By: Kashf al-Iman
The strongest walls of society are not made of bricks and stones, they are the invisible boundaries that we draw in our minds from childhood. When a girl says, “I will grow up to be a pilot,” the answer is: “Girls don’t fly planes.” A sentence that brings dreams to the ground before they can take flight.
These walls are built by our daily behaviors. If a boy cries, “Be brave,” if a girl laughs, “Sit with distinction.” If a boy asks a question, “You are an intelligent child,” if a girl asks a question, “You are a talkative child.” Thus, the message is given in childhood that your wings are small and your sky is low.

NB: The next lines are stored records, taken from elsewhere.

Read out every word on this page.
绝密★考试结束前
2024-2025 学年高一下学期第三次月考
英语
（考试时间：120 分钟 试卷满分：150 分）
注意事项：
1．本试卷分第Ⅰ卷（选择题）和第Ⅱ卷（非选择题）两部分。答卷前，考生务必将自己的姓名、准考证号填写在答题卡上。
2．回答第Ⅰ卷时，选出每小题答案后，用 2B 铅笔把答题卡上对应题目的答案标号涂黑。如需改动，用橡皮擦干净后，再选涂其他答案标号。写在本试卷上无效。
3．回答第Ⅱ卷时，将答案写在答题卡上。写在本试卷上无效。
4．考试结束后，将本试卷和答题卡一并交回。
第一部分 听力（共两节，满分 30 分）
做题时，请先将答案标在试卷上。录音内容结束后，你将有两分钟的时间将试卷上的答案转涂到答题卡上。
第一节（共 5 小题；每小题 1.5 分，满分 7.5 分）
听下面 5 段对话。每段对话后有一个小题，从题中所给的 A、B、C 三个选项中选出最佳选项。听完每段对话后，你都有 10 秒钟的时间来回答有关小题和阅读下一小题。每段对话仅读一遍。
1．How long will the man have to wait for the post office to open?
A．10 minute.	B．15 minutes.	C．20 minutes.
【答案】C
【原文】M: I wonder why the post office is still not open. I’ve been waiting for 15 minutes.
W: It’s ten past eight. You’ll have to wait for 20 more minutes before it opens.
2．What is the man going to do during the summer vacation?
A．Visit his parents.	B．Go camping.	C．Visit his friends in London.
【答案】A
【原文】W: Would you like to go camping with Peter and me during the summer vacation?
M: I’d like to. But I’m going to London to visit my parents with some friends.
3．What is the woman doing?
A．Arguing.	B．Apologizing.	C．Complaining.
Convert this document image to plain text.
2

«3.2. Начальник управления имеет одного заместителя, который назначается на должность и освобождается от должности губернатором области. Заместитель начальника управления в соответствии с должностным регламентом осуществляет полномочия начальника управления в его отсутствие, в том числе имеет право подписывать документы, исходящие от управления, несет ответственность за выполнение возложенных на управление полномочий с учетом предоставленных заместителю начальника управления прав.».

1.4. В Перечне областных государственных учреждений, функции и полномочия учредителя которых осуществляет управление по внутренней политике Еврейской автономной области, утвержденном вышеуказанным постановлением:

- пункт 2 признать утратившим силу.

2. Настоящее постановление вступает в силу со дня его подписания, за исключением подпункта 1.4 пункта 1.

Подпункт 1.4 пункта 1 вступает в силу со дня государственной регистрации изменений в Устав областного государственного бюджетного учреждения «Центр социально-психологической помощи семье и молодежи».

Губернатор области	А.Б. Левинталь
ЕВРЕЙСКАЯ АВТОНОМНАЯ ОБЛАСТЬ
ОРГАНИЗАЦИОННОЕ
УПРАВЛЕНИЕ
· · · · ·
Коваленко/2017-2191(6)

Today’s woman goes to the office, participates in the economy, but does not feel safe even when returning home. She also works and suffers social accusations. Saadi had said, “But we have imprisoned half of our bodies at home and given free rein to the other half.” Then he asked the imprisoned part: “Why do you walk with a limp?”
Technology has also maintained this double standard. If a boy’s picture goes viral, it becomes a meme, if a girl’s picture is leaked, the character is questioned. If a boy stays up late at night, he is called “cool”, if a girl reads a book at night, she is considered a “rebel”. Manto’s phrase is still alive today: We have not considered women as human beings.
The boards in the market saying “Respect women” themselves are an admission that respect does not exist, otherwise there would be no need to write. Patients in hospitals look for “lady doctors” as if an invisible wall stands in the middle even during treatment with a male doctor. The same question echoes everywhere at the corner of the school, office, court and street: Is this place yours too?
Ghalib had said, “It is just difficult for everything to be easy”. It is difficult for a woman to study, earn, live. And it is not easy to die either. Honor killings, violence for dowry, in the name of silence But the pressure is all a result of the same thought that a woman’s crying is “drama” and a man’s anger is “right”.
Bulleh Shah had asked what the real difference is? The difference is that a man’s mistake is forgiven by calling it a “mistake”, while a woman’s very existence is made a question. A word, a hint, a rumor turns her whole life’s work into dust.
These walls will fall when we train our sons as much as we train our daughters. When we teach our boys that “no” means “no” and that respect is not in the dupatta but in the eyes. Morality demands that we separate justice from gender. Respect someone because they are human, not because they are our relatives.
I wish our daughters would not ask “Can I become a pilot?” but rather ask: “Which plane should I fly?” I wish our sons would not think, “Should girls be allowed or not?”… but rather think: “How can I share in her dream?”
The sky belongs to everyone, the wind blows for everyone, light is not the inheritance of any one house. Flying is the right of every human being. Walls fall when hearts change, and hearts change when conscience awakens.
Perhaps these lines will become a light knock on the closed door of an insensitive conscience, and that knock will reach the depths of the heart and awaken humanity.